Scheidung sofort
Wann geht das?

Familiengerichte stehen Härtefall-Scheidungen nach § 1565 Abs.2 BGB äußerst kritisch gegenüber. Deshalb muss die gängige Judikatur genau beachtet werden, um keinen unbegründeten Scheidungsantrag zu riskieren. Drei Voraussetzungen müssen erfüllt sein:

    • Die Einhaltung einer > Trennungsphase muss nicht nur unzumutbar erscheinen, sondern
    • sich als eine unzumutbare "Härte" darstellen und
    • der Grund dafür muss "in der Person des anderen Ehegatten" liegen.


Fallgruppen

Keine unzumutbare Härte


  • Nachlässige Haushaltsführung
  • Unbegründete Eifersuchtsszenen
  • Einmalig im Affekt erfolgte körperliche Attacke

Umstrittene Fälle


  • Unterhaltspflichtverletzungen gegenüber Frau und Kindern
  • Aufnahme einer gleichgeschlechtlichen Beziehung

Unzumutbare Härte


  • Alkoholismus bei mehrfachem Scheitern oder Ablehnung von Entziehungskuren
  • Jahrelanger Drogenmissbrauch im Beisein der Kinder
  • Aufforderung zu sexuellen Perversionen (z. B. Gruppensex)
  • Ehebrecherische Beziehungen mit hieraus folgender Schwangerschaft (vgl. z. B. OLG Karlsruhe 13.04.2000 - 20 WF 32/00); zum Vaterschaftsanfechtungsverfahren)
  • Laufende Beleidigungen und Beschimpfungen in Gegenwart der Kinder
  • Nervenkrankheit, soweit diese nicht vor der Eheschließung bekannt war
  • Eheschließung, um eine Aufenthaltsgenehmigung zu erlangen
  • Straftaten gegenüber dem Ehepartner (zur Unterhaltsverwirkung)
  • Suizidversuch, soweit der andere Ehegatte nicht mitursächlich für das Verhalten war.
  • Morddrohungen
  • Schwerste Beleidigungen, Bedrohungen und Misshandlungen des Anderen insbesondere in Gegenwart der Kinder.


Rechtsprechung

Treuebruch und Härtefall-Scheidung

Ein Treuebruch allein und das Auftreten mit dem neuen Partner in der Öffentlichkeit begründen keinen Härtegrund im Sinne des § 1565 Abs. 2 BGB. Erst wenn besondere Begleitumstände hinzukommen, die Art und Weise des Ehebruchs besonders verletzend und erniedrigend sind, kann ein Härtefallgrund vorliegen.

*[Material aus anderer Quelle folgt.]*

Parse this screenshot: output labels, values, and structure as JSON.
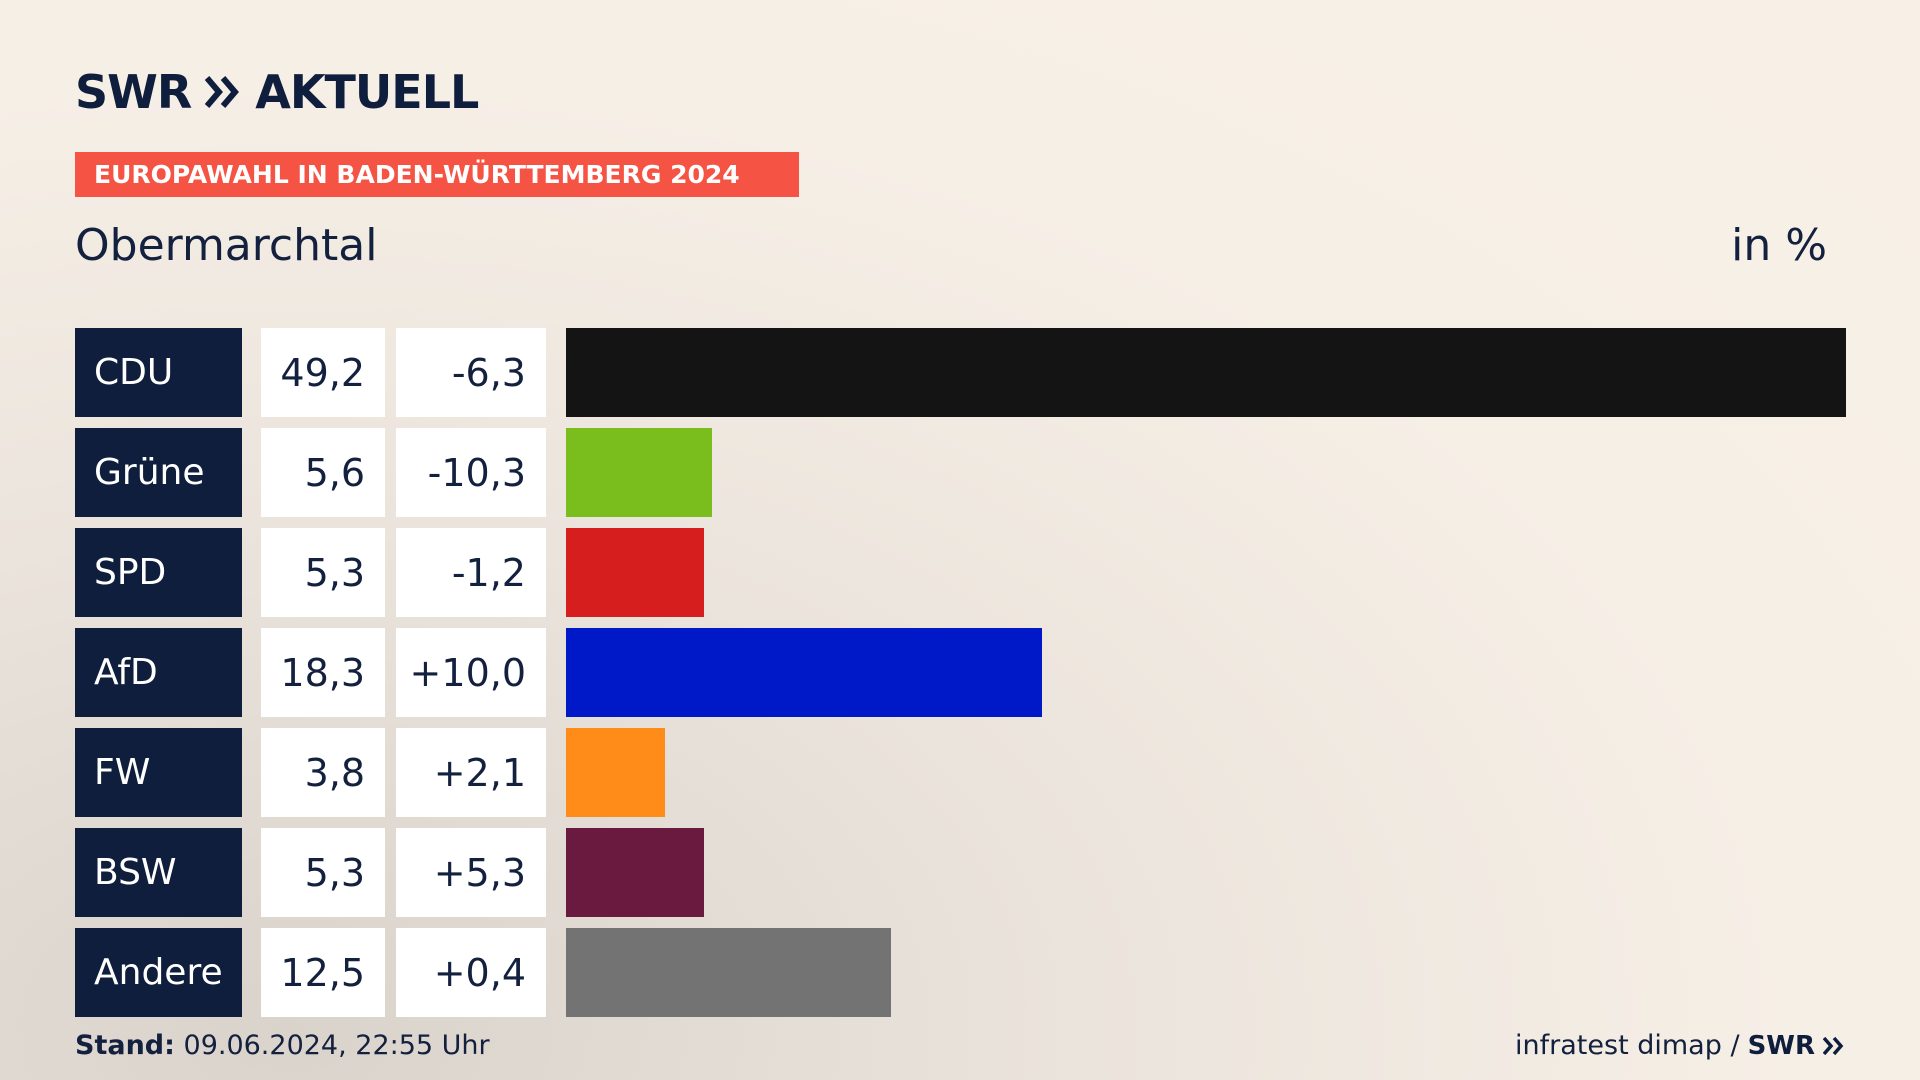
{
  "header": {
    "logo_text": "SWR",
    "logo_suffix": "AKTUELL",
    "tag": "EUROPAWAHL IN BADEN-WÜRTTEMBERG 2024",
    "location": "Obermarchtal",
    "unit": "in %"
  },
  "footer": {
    "stand_label": "Stand:",
    "stand_value": "09.06.2024, 22:55 Uhr",
    "source": "infratest dimap /",
    "source_logo": "SWR"
  },
  "chart_data": {
    "type": "bar",
    "orientation": "horizontal",
    "categories": [
      "CDU",
      "Grüne",
      "SPD",
      "AfD",
      "FW",
      "BSW",
      "Andere"
    ],
    "values": [
      49.2,
      5.6,
      5.3,
      18.3,
      3.8,
      5.3,
      12.5
    ],
    "value_labels": [
      "49,2",
      "5,6",
      "5,3",
      "18,3",
      "3,8",
      "5,3",
      "12,5"
    ],
    "diffs": [
      -6.3,
      -10.3,
      -1.2,
      10.0,
      2.1,
      5.3,
      0.4
    ],
    "diff_labels": [
      "-6,3",
      "-10,3",
      "-1,2",
      "+10,0",
      "+2,1",
      "+5,3",
      "+0,4"
    ],
    "colors": [
      "#141414",
      "#7abe1e",
      "#d61e1e",
      "#0019c8",
      "#ff8c19",
      "#6a1a3e",
      "#737373"
    ],
    "xlim": [
      0,
      49.2
    ]
  }
}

An die Definition „unzumutbare Härte“ werden strenge Anforderungen gestellt (OLG Düsseldorf FamRZ 2000, 286), was sich aus der doppelten Einschränkung „unzumutbar“ und „Härte“ ergibt. Die Vorschrift dient als Ausnahmetatbestand, um eine Scheidung vor Ablauf des Trennungsjahres nicht zu verhindern, sondern in der Regel zu erschweren.

Fehlt ein solcher Härtegrund, ist das erste Trennungsjahr auch dann abzuwarten, wenn das Scheitern der Ehe uneingeschränkt feststeht. Nur wenn die Wiederherstellung der ehelichen Lebensgemeinschaft vor Ablauf des Trennungsjahres aufgrund schwerwiegender Umstände als ausgeschlossen angesehen werden kann, ist ein vorzeitiges Scheidungsbegehren weder missbräuchlich noch leichtfertig (OLG Düsseldorf FamRZ 2000, 286).

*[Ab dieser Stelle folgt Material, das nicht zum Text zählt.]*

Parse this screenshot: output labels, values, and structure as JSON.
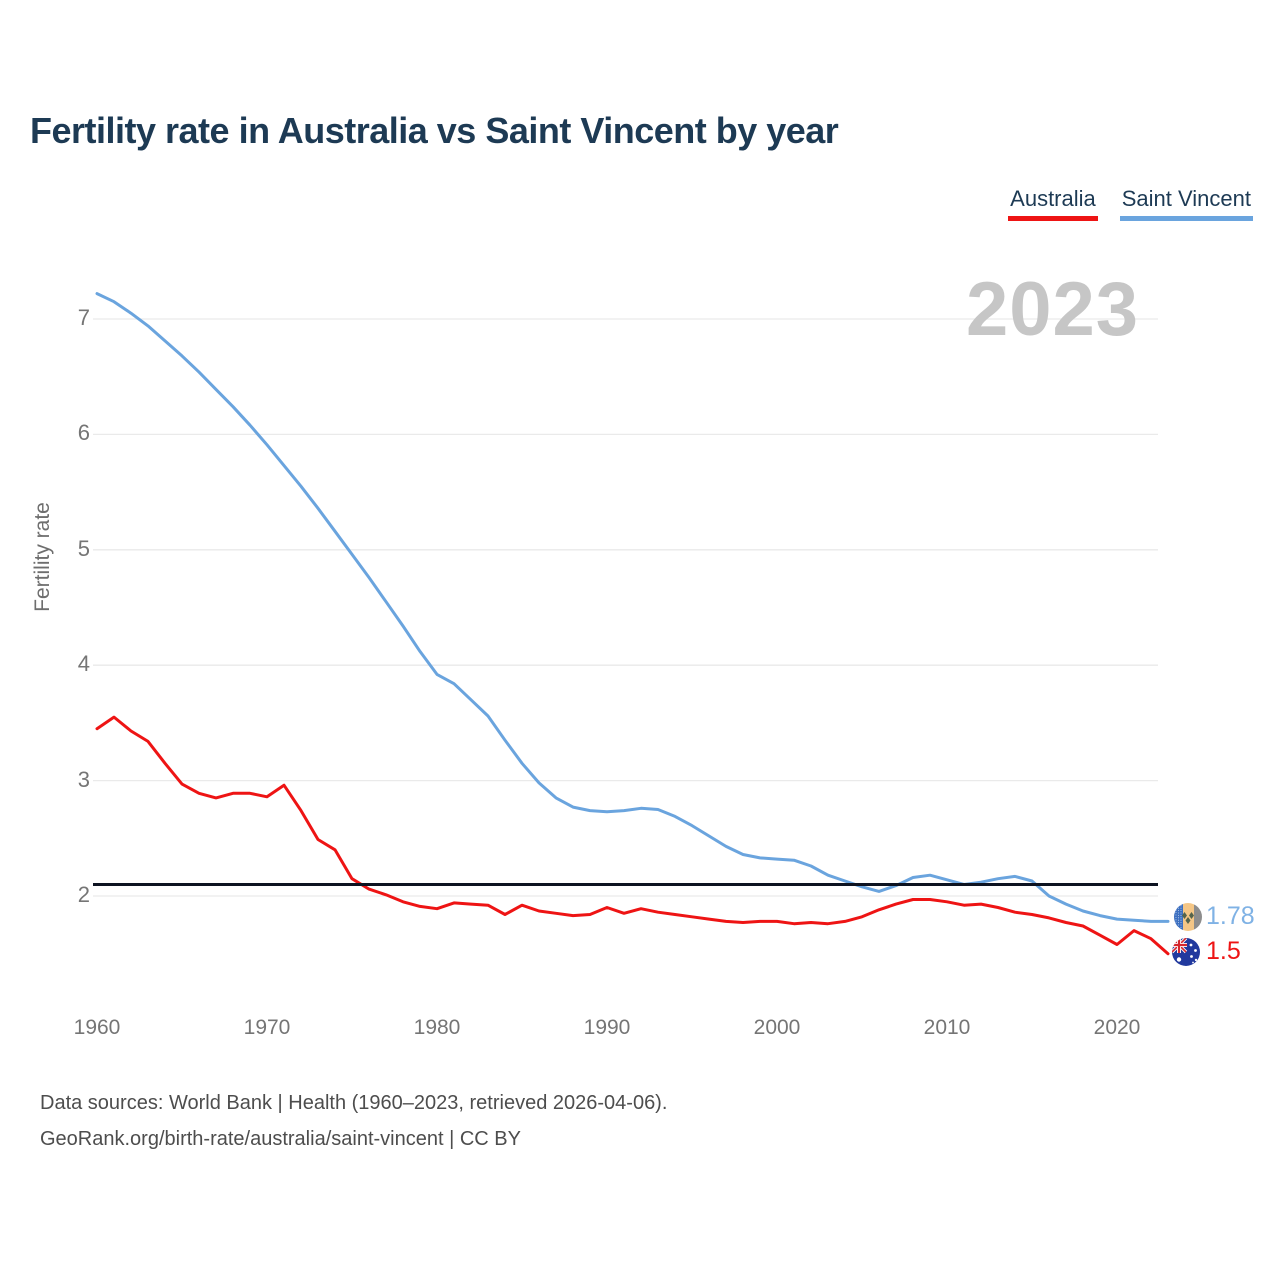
{
  "title": "Fertility rate in Australia vs Saint Vincent by year",
  "watermark": "2023",
  "legend": {
    "items": [
      {
        "label": "Australia",
        "color": "#ee1414"
      },
      {
        "label": "Saint Vincent",
        "color": "#6aa4de"
      }
    ]
  },
  "chart_data": {
    "type": "line",
    "title": "Fertility rate in Australia vs Saint Vincent by year",
    "xlabel": "",
    "ylabel": "Fertility rate",
    "xlim": [
      1960,
      2023
    ],
    "ylim": [
      1.3,
      7.4
    ],
    "x_ticks": [
      1960,
      1970,
      1980,
      1990,
      2000,
      2010,
      2020
    ],
    "y_ticks": [
      2,
      3,
      4,
      5,
      6,
      7
    ],
    "grid": "horizontal",
    "legend_position": "top-right",
    "reference_line": {
      "value": 2.1,
      "color": "#0d1321"
    },
    "x": [
      1960,
      1961,
      1962,
      1963,
      1964,
      1965,
      1966,
      1967,
      1968,
      1969,
      1970,
      1971,
      1972,
      1973,
      1974,
      1975,
      1976,
      1977,
      1978,
      1979,
      1980,
      1981,
      1982,
      1983,
      1984,
      1985,
      1986,
      1987,
      1988,
      1989,
      1990,
      1991,
      1992,
      1993,
      1994,
      1995,
      1996,
      1997,
      1998,
      1999,
      2000,
      2001,
      2002,
      2003,
      2004,
      2005,
      2006,
      2007,
      2008,
      2009,
      2010,
      2011,
      2012,
      2013,
      2014,
      2015,
      2016,
      2017,
      2018,
      2019,
      2020,
      2021,
      2022,
      2023
    ],
    "series": [
      {
        "name": "Australia",
        "color": "#ee1414",
        "end_label": "1.5",
        "end_label_color": "#ee1414",
        "flag": "australia",
        "values": [
          3.45,
          3.55,
          3.43,
          3.34,
          3.15,
          2.97,
          2.89,
          2.85,
          2.89,
          2.89,
          2.86,
          2.96,
          2.74,
          2.49,
          2.4,
          2.15,
          2.06,
          2.01,
          1.95,
          1.91,
          1.89,
          1.94,
          1.93,
          1.92,
          1.84,
          1.92,
          1.87,
          1.85,
          1.83,
          1.84,
          1.9,
          1.85,
          1.89,
          1.86,
          1.84,
          1.82,
          1.8,
          1.78,
          1.77,
          1.78,
          1.78,
          1.76,
          1.77,
          1.76,
          1.78,
          1.82,
          1.88,
          1.93,
          1.97,
          1.97,
          1.95,
          1.92,
          1.93,
          1.9,
          1.86,
          1.84,
          1.81,
          1.77,
          1.74,
          1.66,
          1.58,
          1.7,
          1.63,
          1.5
        ]
      },
      {
        "name": "Saint Vincent",
        "color": "#6aa4de",
        "end_label": "1.78",
        "end_label_color": "#7fb2e5",
        "flag": "saint-vincent",
        "values": [
          7.22,
          7.15,
          7.05,
          6.94,
          6.81,
          6.68,
          6.54,
          6.39,
          6.24,
          6.08,
          5.91,
          5.73,
          5.55,
          5.36,
          5.16,
          4.96,
          4.76,
          4.55,
          4.34,
          4.12,
          3.92,
          3.84,
          3.7,
          3.56,
          3.35,
          3.15,
          2.98,
          2.85,
          2.77,
          2.74,
          2.73,
          2.74,
          2.76,
          2.75,
          2.69,
          2.61,
          2.52,
          2.43,
          2.36,
          2.33,
          2.32,
          2.31,
          2.26,
          2.18,
          2.13,
          2.08,
          2.04,
          2.09,
          2.16,
          2.18,
          2.14,
          2.1,
          2.12,
          2.15,
          2.17,
          2.13,
          2.0,
          1.93,
          1.87,
          1.83,
          1.8,
          1.79,
          1.78,
          1.78
        ]
      }
    ]
  },
  "footer": {
    "line1": "Data sources: World Bank | Health (1960–2023, retrieved 2026-04-06).",
    "line2": "GeoRank.org/birth-rate/australia/saint-vincent | CC BY"
  }
}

Es geht also nicht darum, dass die Wiederherstellung der ehelichen Gemeinschaft als solche nicht mehr zu erwarten ist, etwa weil ein Ehegatte oder sogar beide inzwischen nicht mehr daran festhalten wollen. Vielmehr ist es wesentlich, dass Umstände vorliegen müssen, auf die sich die Unzumutbarkeit stützt, und zwar in der Person des anderen Ehegatten.

In der früheren Rechtsprechung wurde Ehebruch teilweise als Grund für eine Scheidung betrachtet. Doch seit langem wird korrekterweise nur die Verletzung der Treuepflicht von langer Dauer oder zusammen mit zusätzlichen, tief greifenden und entwürdigenden Umständen als ausreichender Grund für eine Scheidung nach § 1565 Abs. 2 BGB angesehen (OLG Stuttgart FamRZ 2002, 1342; OLG Braunschweig FamRZ 2000, 287; OLG Köln FamRZ 2003, 1565; Weber NJW 2006, 3039, 3040).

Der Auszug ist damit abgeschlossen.